Beantragen also die Abgeordneten eine Bundestagssitzung am 13. März, so wäre die Bundestagspräsidentin durch nichts gehindert, den Bundestag mit Rücksicht auf die bevorstehende Feststellung des endgültigen Ergebnisses der Bundestagswahl [am 14. März] für den 15. März (Samstag) oder auch den 17. März (Montag) einzuberufen. Und dann selbstverständlich den neuen, welchen denn sonst!“

Nach einigen weiterführenden Erklärungen gelangt Vosgerau zu dem Fazit: „Es spricht daher – anders, als es derzeit in den Medien teils transportiert wird – eigentlich alles für die Einberufung des neuen und nichts für die geplante Einberufung des alten Bundestages.“

Grüne verlangen mehr Zugeständnisse

Noch mehr Gegenwind scheint den Fraktionen der Union und der SPD vonseiten der Grünen-Fraktion entgegenzuwehen. Nach Informationen des „Tagesspiegel“ wollen die Grünen am Donnerstag ihre Stimme zu einer Grundgesetzänderung versagen – es sei denn, der mutmaßliche nächste Kanzler Friedrich Merz (CDU) gewährt weitere Zugeständnisse für den Klimaschutz.

„Wenn Union und SPD dafür nicht die Kraft finden, muss auf jeden Fall ein großer Teil des Sondervermögens für Klimaschutz eingeplant werden, ansonsten ist das für uns nicht zustimmungsfähig“, zitiert der „Tagesspiegel“ etwa den grünen Wirtschaftsstaatssekretär Michael Kellner.
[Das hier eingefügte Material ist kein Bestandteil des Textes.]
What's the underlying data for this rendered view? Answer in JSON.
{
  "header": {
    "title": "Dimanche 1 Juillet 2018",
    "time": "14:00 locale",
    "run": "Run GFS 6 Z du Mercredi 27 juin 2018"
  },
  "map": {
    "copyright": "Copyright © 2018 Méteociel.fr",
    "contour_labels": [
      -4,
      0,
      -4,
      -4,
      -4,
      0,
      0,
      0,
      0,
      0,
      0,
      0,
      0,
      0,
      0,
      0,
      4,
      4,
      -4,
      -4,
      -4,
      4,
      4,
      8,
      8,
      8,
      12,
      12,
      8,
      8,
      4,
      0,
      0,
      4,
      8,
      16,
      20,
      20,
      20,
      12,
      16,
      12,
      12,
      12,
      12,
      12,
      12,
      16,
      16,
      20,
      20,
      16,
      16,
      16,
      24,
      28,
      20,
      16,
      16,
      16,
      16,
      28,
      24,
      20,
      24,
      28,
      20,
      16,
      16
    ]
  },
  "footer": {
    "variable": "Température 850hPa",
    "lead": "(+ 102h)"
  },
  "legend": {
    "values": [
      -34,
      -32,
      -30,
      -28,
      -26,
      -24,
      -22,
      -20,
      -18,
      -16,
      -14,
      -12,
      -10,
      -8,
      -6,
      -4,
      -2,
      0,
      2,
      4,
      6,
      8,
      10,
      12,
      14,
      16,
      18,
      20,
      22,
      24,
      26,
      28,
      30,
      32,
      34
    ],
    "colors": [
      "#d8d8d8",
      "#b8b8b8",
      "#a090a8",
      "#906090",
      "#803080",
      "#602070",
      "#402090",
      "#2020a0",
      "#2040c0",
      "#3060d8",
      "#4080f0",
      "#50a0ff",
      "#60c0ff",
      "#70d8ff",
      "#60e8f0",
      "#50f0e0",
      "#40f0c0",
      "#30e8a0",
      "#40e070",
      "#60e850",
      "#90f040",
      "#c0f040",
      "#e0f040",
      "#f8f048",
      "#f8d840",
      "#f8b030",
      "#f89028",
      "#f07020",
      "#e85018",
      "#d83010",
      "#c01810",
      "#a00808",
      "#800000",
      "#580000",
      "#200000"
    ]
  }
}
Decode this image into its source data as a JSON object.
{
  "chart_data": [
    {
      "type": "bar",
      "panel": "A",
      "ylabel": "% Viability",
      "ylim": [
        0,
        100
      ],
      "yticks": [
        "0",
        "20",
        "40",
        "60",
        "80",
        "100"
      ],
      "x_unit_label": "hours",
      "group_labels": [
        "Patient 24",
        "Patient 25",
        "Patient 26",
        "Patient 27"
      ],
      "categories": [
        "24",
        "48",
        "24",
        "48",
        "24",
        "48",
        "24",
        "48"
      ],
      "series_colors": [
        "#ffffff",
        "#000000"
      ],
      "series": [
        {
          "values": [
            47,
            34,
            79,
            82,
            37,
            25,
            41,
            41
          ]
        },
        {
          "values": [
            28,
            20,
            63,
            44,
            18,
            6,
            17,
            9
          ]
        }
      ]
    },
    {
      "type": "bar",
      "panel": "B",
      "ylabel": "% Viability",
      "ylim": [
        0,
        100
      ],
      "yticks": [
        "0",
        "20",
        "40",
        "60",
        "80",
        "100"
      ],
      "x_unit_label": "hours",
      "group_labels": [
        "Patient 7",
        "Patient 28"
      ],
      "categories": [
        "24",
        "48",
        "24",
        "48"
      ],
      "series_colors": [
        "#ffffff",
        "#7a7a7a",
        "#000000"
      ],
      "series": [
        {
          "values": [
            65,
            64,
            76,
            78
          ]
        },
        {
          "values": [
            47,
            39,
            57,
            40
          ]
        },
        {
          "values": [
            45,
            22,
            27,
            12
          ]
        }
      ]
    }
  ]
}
Auch die Spitze der grünen Bundestagfraktion in Gestalt von Katharina Dröge und Britta Haßelmann hätten bereits Ablehnung signalisiert.

Sollten die Grünen sich nicht umstimmen lassen oder sich das Bundesverfassungsgericht von den Argumenten von Wirth, Luthe oder der AfD-Fraktion überzeugen lassen, käme das geplante schwarz-rote Finanzierungspaket wahrscheinlich nicht durch.

Das wiederum könnte weitere Koalitionsverhandlungen schwer belasten, wenn nicht gar verunmöglichen.